A place world where only landowners have the right to vote, a world where everyone is assigned strict gender roles and forced to conform to them, a world where white men dominate and control every aspect of society, a world where the power of big government is used to police your bedroom and your body. A “better world” where minorities and women know their place, serving white men; a world where the government is the tool of the rich and powerful and where the poor are left to starve off and die for lack of medical attention, shelter, food and water. A world where public education is non-existent and where all the taxpayer’s money is spent buying bigger guns with which to kill people different from the white men. A world of order, control, and conformity, not diversity, change, and uncertainty.  A world where superstition and religion reign supreme, where the existence of fact is denied. A world rife with sexual repression and discrimination. A world where the environment existed solely to be exploited for profit until it was destroyed.

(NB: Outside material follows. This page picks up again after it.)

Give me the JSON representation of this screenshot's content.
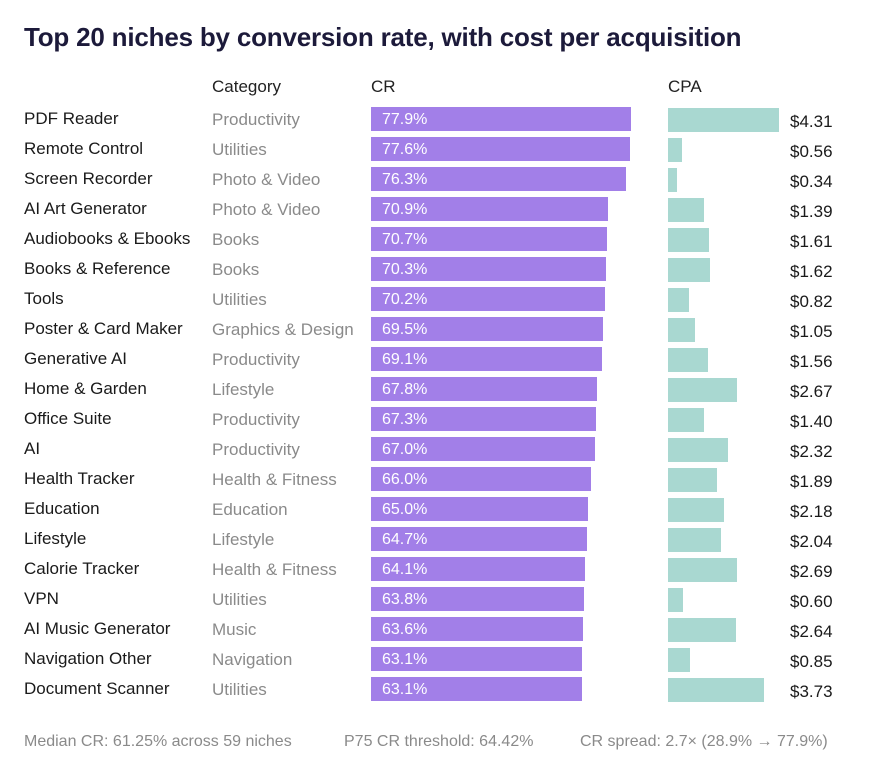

I’ve acquired this impression of conservatives after having watched them fight tooth and nail against promoting equality among the sexes, races, and genders. Throughout history they have always stood against anything that gave power to people other than straight rich white protestant men. They always vote to cut funding for schools and art and to use that money to make bombs. They fight any legislation that would prevent businesses from raping the environment that we all must live in. They fight against anything that would give aid and comfort to the poor who desperately need it, yet they will die defending the richest millionaires in the country. They always seem to fight against immigrants and anyone who is not white. They fight to enforce and institutionalize discrimination, they fight to enable big government to tell you who to love, who to have sex with, when to have children, where to go to church, what to read/watch/listen to in the media, and what to put into your body. They do all this while chanting “personal liberties” with a straight face. They claim to love democracy and yet they cheer people like Joyce Kaufman when they say “If ballots don’t work, bullets will!” and people like Ann Coulter when they say “We need to put more journalists in jail!” A better world would be one where people resorted to murder if they lost an election; where freedom of speech was non-existent and journalists who disagreed with you were thrown in jail??? Sure Kaufman and Coulter are just two people, but they do not exist in a vacuum. Their ideas have sway with a large group of people in the conservative party.

It just feels evil to me, pure evil. I’m not saying that conservatives are evil, I know plenty who are honest genuinely nice people, but I’m very puzzled as to why they think this would be a “better world”. I feel like I’d end up trying to argue axioms with them like suffering is bad.